Color management in Acrobat Pro

Last updated on Jun 7, 2026

Learn about color management and composite printing in Acrobat Pro.

When you print a color PDF, Acrobat Pro processes the color data for the selected printer. Understanding how color management, composite printing, and color separation work helps you achieve accurate proofing and reliable print results.

Core printing concepts

Color management

Color management controls how colors are converted during printing to ensure consistency. It manages how RGB and CMYK colors appear across devices. In Advanced Print Setup, you can preview output using a printer profile or send color data as RGB using different profiles.

Note

Using a different printer profile allows you to preview how colors will appear on a specific printer before printing.

Composite printing

Composite printing prints all colors in a PDF together on a single plate. This is the default method for most desktop printers, and the available options in the Output panel of the Advanced Print Setup dialog box depend on the selected printer.

Color separation

Color separation separates artwork into individual color plates for professional printing. Artwork with more than one color must be printed on separate master plates, one for each color. When creating color separations, you can print a color or grayscale composite proof.

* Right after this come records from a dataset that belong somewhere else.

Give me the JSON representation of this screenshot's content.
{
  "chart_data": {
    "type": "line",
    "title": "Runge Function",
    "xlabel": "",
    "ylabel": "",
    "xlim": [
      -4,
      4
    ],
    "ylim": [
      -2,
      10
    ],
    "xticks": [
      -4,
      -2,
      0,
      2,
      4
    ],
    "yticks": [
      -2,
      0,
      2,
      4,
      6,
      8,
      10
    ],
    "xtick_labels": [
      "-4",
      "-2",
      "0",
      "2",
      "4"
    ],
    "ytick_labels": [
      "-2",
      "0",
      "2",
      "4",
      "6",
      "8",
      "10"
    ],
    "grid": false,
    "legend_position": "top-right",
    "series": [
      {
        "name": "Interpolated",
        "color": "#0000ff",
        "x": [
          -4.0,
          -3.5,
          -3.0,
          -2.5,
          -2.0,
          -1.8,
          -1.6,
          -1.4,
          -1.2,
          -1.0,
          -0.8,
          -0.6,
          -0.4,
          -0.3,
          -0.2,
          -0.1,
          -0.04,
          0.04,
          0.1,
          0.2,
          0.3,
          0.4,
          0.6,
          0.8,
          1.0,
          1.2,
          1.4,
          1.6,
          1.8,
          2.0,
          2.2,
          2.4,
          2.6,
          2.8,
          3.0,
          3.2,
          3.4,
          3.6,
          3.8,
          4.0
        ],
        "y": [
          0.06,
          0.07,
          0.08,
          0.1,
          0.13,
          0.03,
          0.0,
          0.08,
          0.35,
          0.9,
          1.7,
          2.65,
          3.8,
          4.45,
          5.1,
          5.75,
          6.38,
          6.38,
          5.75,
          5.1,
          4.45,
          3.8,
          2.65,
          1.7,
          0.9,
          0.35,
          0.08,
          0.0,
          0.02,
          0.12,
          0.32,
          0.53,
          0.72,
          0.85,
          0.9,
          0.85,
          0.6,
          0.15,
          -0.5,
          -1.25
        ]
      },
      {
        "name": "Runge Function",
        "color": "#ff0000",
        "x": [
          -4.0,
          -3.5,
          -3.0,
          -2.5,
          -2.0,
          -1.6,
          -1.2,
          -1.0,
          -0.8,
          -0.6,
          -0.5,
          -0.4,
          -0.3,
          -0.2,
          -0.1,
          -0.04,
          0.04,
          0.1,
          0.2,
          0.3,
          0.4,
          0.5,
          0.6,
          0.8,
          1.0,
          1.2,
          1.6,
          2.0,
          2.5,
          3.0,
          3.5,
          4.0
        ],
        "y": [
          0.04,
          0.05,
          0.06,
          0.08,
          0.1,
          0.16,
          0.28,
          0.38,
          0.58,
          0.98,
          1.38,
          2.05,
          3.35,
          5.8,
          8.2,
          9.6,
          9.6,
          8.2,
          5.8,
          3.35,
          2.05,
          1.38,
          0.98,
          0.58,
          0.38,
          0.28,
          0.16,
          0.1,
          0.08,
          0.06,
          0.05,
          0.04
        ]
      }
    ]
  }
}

Key considerations when printing composites

Print behaviors for composites depend on the output device's capabilities and selected print options.

  • Most desktop printers don't support overprinting. You can simulate it by selecting Simulate Overprinting in the Output panel of the Advanced Print Setup dialog box. This setting converts spot colors to process colors, so don’t use it for final output files.
  • Black-and-white output on a monochrome printer produces a grayscale composite using visually accurate gray equivalents, not equal color percentages. Selecting Print Color As Black in the main Print dialog box forces all nonwhite colors to print as solid black.

Color printers vary in output quality, so service‑provider proofs are the most reliable way to verify final printed results.